Friday, October 03, 2008

I STAND CORRECTED

I stand corrected! I don't think that any reasonable interpretation of the debate last night could come to the conclusion that Sarah Palin won.

The short version is this: yes she was better than expected but, unfortunately for her, so was Biden, which means that on balance Obama wins, because it wasn't a game-changer, so Grampy continues his slide without anything intervening to prevent it.

The longer version is that Biden masterfully threaded the needle. As I last posted, Biden needed to follow Andrew Halcro's advice and respectfully ignore her. He played it exactly right and made his performance all about attacking McCain. She clearly didn't answer the majority of the questions -and even said outright that she wouldn't! In a debate!

Her performance consisted solely of giving speeches parroting talking points and peppered with attacks on Biden and Obama too obviously fashioned by her handlers. This meant that she (unsurprisingly) was unable to answer not only the questions put to her, but the major implied question of the night (and indeed the whole race for her): could she be president? Even the most positive reviews have to answer no to that question, and her performance did nothing to convince anyone otherwise.

Therefore, since Biden had a clear and facile command of the facts and was to all perceptions speaking from his OWN mind, the victory goes to Obama. Last night had to be a game-changer for McCain and it wasn't.

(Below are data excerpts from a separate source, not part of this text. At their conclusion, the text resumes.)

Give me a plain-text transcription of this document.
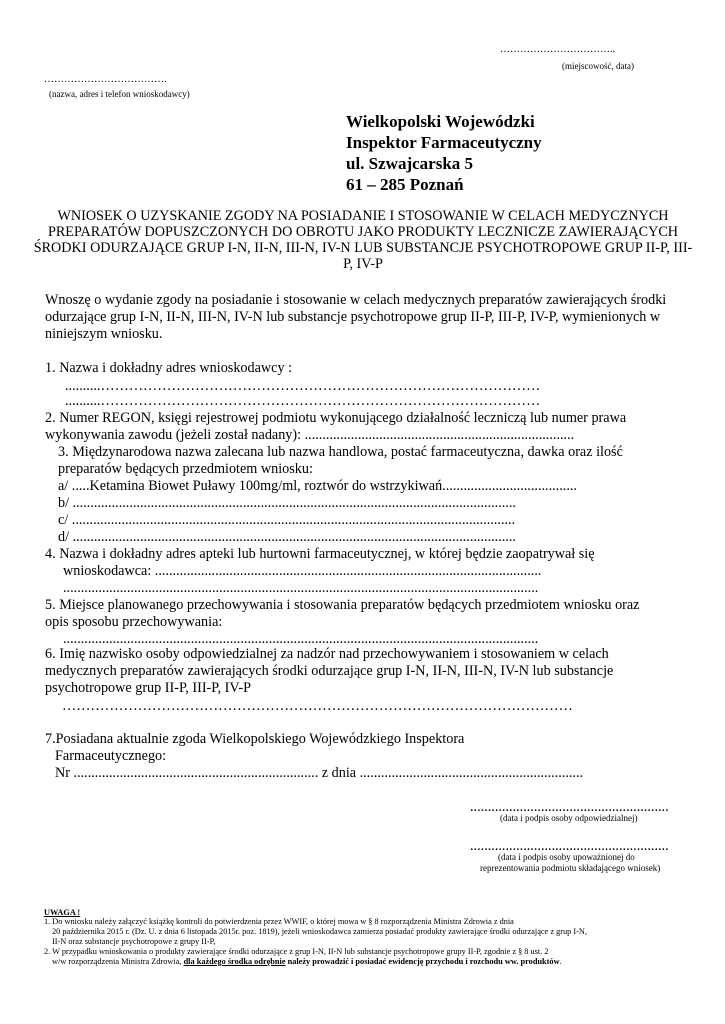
……………………………..
(miejscowość, data)
……………………………….
(nazwa, adres i telefon wnioskodawcy)
Wielkopolski Wojewódzki
Inspektor Farmaceutyczny
ul. Szwajcarska 5
61 – 285 Poznań
WNIOSEK O UZYSKANIE ZGODY NA POSIADANIE I STOSOWANIE W CELACH MEDYCZNYCH PREPARATÓW DOPUSZCZONYCH DO OBROTU JAKO PRODUKTY LECZNICZE ZAWIERAJĄCYCH ŚRODKI ODURZAJĄCE GRUP I-N, II-N, III-N, IV-N LUB SUBSTANCJE PSYCHOTROPOWE GRUP II-P, III-P, IV-P
Wnoszę o wydanie zgody na posiadanie i stosowanie w celach medycznych preparatów zawierających środki odurzające grup I-N, II-N, III-N, IV-N lub substancje psychotropowe grup II-P, III-P, IV-P, wymienionych w niniejszym wniosku.
1. Nazwa i dokładny adres wnioskodawcy :
..........…………………………………………………………………………………
..........…………………………………………………………………………………
2. Numer REGON, księgi rejestrowej podmiotu wykonującego działalność leczniczą lub numer prawa
wykonywania zawodu (jeżeli został nadany): ............................................................................
3. Międzynarodowa nazwa zalecana lub nazwa handlowa, postać farmaceutyczna, dawka oraz ilość
preparatów będących przedmiotem wniosku:
a/ .....Ketamina Biowet Puławy 100mg/ml, roztwór do wstrzykiwań......................................
b/ .............................................................................................................................
c/ .............................................................................................................................
d/ .............................................................................................................................
4. Nazwa i dokładny adres apteki lub hurtowni farmaceutycznej, w której będzie zaopatrywał się
wnioskodawca: .............................................................................................................
......................................................................................................................................
5. Miejsce planowanego przechowywania i stosowania preparatów będących przedmiotem wniosku oraz
opis sposobu przechowywania:
......................................................................................................................................
6. Imię nazwisko osoby odpowiedzialnej za nadzór nad przechowywaniem i stosowaniem w celach
medycznych preparatów zawierających środki odurzające grup I-N, II-N, III-N, IV-N lub substancje
psychotropowe grup II-P, III-P, IV-P
………………………………………………………………………………………………
7.Posiadana aktualnie zgoda Wielkopolskiego Wojewódzkiego Inspektora
Farmaceutycznego:
Nr ..................................................................... z dnia ...............................................................
........................................................
(data i podpis osoby odpowiedzialnej)
........................................................
(data i podpis osoby upoważnionej do
reprezentowania podmiotu składającego wniosek)
UWAGA !
1. Do wniosku należy załączyć książkę kontroli do potwierdzenia przez WWIF, o której mowa w § 8 rozporządzenia Ministra Zdrowia z dnia
20 października 2015 r. (Dz. U. z dnia 6 listopada 2015r. poz. 1819), jeżeli wnioskodawca zamierza posiadać produkty zawierające środki odurzające z grup I-N,
II-N oraz substancje psychotropowe z grupy II-P,
2. W przypadku wnioskowania o produkty zawierające środki odurzające z grup I-N, II-N lub substancje psychotropowe grupy II-P, zgodnie z § 8 ust. 2
w/w rozporządzenia Ministra Zdrowia, dla każdego środka odrębnie należy prowadzić i posiadać ewidencję przychodu i rozchodu ww. produktów.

Wednesday, October 01, 2008

WHY SARAH PALIN WILL "WIN" THE DEBATE

Jed Lewison of the Jed Report and the Huffington Post has a nice compilation of past debate moments from Sarah Palin that should send a chill down the spine of any Democrats feeling that Biden will "wipe the floor" with her:



In the accompanying article he quotes Andrew Halcro, an Alaska legislator who has debated Palin a few dozen times, saying that Palin is the master of the non-answer. I.e. when she's asked a question, she generally answers the question by saying how important the issue is and giving examples of why it's important but not anything about where she stands on the issue. If you think back, that's what she's done with every interview so far. The problem has been that, in a one-on-one interview, it doesn't generally fly -interviewers bristle when they ask a question that they've worked hard to prepare and the interviewee sluffs it off and talks about something irrelevant.

A debate structure is different however, because the moderator is less likely to call her on it (and in fact the campaign has been laying the groundwork for that all month, with their whining about "gotcha" questions and the like) and the time constraints structure the responses more so that she'll be able to use her response time to great scattershot effect by lobbing major attacks and filling up the rest of the time with folksy non-answers and soundbytes, forcing Biden to use more of his response time to answer her attacks and less time to answer the questions himself. In the end if she merely doesn't completely expolde, she wins because the expectations game has lowered the bar to such an extent that she only needs to be perceived as having the ability to complete a sentence, and regardless the opinion you have of her you have to admit -particularly with the evidence above- that she can at least do that.

So that leaves Biden with an unexpectedly narrow path to victory. The only way to defeat her in this scenario is, as Katie Couric revealed, to make her answer the question -or somehow point out that she's not. This is difficult because saying it outright will ensure he's labeled as a bully.

I agree with Halcro that Biden needs to "ignore Palin in a respectful manner on the stage and answer the questions as though he were alone" but my take is that he needs not only to give thorough succinct answers but purposely go overtime. When he's inevitably wrangled by the moderator he should say something like - "well you've asked a complicated question and I want to make sure I give a thorough answer" or "do I have time? -I want to make sure I answer your question". Moreover he should point out as much as possible that he's in fact answering the question e.g. "the answer to your question is...", "good question I'd like to answer it by...", and "does that answer your question?" etc. This will contrast that she's not answering the questions and reveal her weaknesses.

Don't think for a second that the image that has come out of her as a bumbler in the last month is accidental -this is exactly the same tactic they used in 2004 when Kerry was expected to destroy Bush in the debates. They down played Bush and propped up Kerry so much that all Bush had to do was not completely blow it to be declared the winner. It's classic rope-a-dope.

Finally -Biden has the ability to turn on the charm a himself and can level quite a backhanded compliment when he wants to. Let's hope he times it right and gets the quote of the night.